You are NTA. Reading classic literature is a great and healthy way to distract yourself from intrusive thoughts, while also being intellectually stimulating and helping broaden your worldview. Nobody who actually cares about you would tell you otherwise.
Your girlfriend’s reaction reminds me of some misogynist 1950’s husband telling his wife not to read so she doesn’t get bad thoughts in her “pretty little head”. Or she is trying to pick a fight to justify breaking up with you. Either way she is controlling and toxic and you should be things with her.
Ok so we’re missing something seriously significant here. What are you reading exactly that has her concerned? There’s all kinds of “literature” out there from Pride and Prejudice, War and Peace all the way to the Jihadist manifestos and Andrew Tate books. Some are harmful and problematic, and some are a really great way to relax and unwind and stimulate your mind.
INFO needed.
I am reading old novels from authors like Albert Camus, Dostoevsky, nothing extreme.
She is concerned about reading contributing to self harm and then turns around and blocks you on everything? This type of behavior is bizarre asf just once, let alone repeatedly, and no doubt contributing to your poor mental health. If there’s no context missing this girl is an extraordinarily self centered person… who supposedly understands your mental health better than you (comments about your emotional intelligence)… but is so emotionally unintelligent that she cannot communicate, or act like an adult, she goes straight to blocking and manipulating… I’d run, op.

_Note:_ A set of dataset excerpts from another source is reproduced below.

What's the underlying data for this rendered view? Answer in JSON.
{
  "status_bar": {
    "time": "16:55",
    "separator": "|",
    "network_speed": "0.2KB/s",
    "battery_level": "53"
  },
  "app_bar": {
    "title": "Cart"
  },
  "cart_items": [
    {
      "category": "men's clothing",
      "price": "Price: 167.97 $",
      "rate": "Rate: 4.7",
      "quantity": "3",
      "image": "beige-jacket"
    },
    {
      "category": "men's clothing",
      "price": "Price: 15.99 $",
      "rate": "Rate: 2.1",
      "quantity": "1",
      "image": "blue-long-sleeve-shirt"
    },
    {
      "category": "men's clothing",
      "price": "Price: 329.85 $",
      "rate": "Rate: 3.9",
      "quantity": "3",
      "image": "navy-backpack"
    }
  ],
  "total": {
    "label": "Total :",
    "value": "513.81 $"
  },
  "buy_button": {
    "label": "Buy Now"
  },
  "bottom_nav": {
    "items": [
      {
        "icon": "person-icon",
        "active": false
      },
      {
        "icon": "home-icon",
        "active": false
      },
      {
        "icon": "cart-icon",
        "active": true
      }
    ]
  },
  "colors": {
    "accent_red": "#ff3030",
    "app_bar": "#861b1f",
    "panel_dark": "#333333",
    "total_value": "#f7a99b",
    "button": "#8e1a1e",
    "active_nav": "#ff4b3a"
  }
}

NTA. What you’re describing isn’t grounding, it’s escapism. Grounding is centering and balancing yourself in the moment. Escapism is exactly what it sounds like – trying to escape the feelings that are too big or too intense or too difficult instead of facing them and dealing with them. Trying to get out of the moment. Escapism can be useful as a survival tool when you are pushed beyond your limits, but it’s a way of trying to disconnect from your emotions rather than dealing with them in a constructive manner, so it’s not a healthy long term strategy. It sounds like you would benefit from seeing a therapist to talk about how to deal with the things that have you feeling overwhelmed rather than running from them. Right now, it sounds like the only tools you have in your emotional coping arsenal are using people like a security blanket and escapism, and neither of those is a way of actually facing and dealing with stress independently; they’re both ways of trying to escape pressure instead of dealing with it.
Having said that, your girlfriend’s behavior is manipulative and controlling, which is why I say she’s TA even though she might be trying to communicate that escapism is not a healthy method of coping. Things like hanging up and cutting you off when she doesn’t agree with you are signs of an immature and controlling style of conflict. That sounds like it’s not helping at all with the way you feel overwhelmed right now, to boot.
That is literally one of the purposes of literature. One of the reasons for exposing kids to literature and having young adults grow up with reading is to give them that tool for emotional regulation and mental support.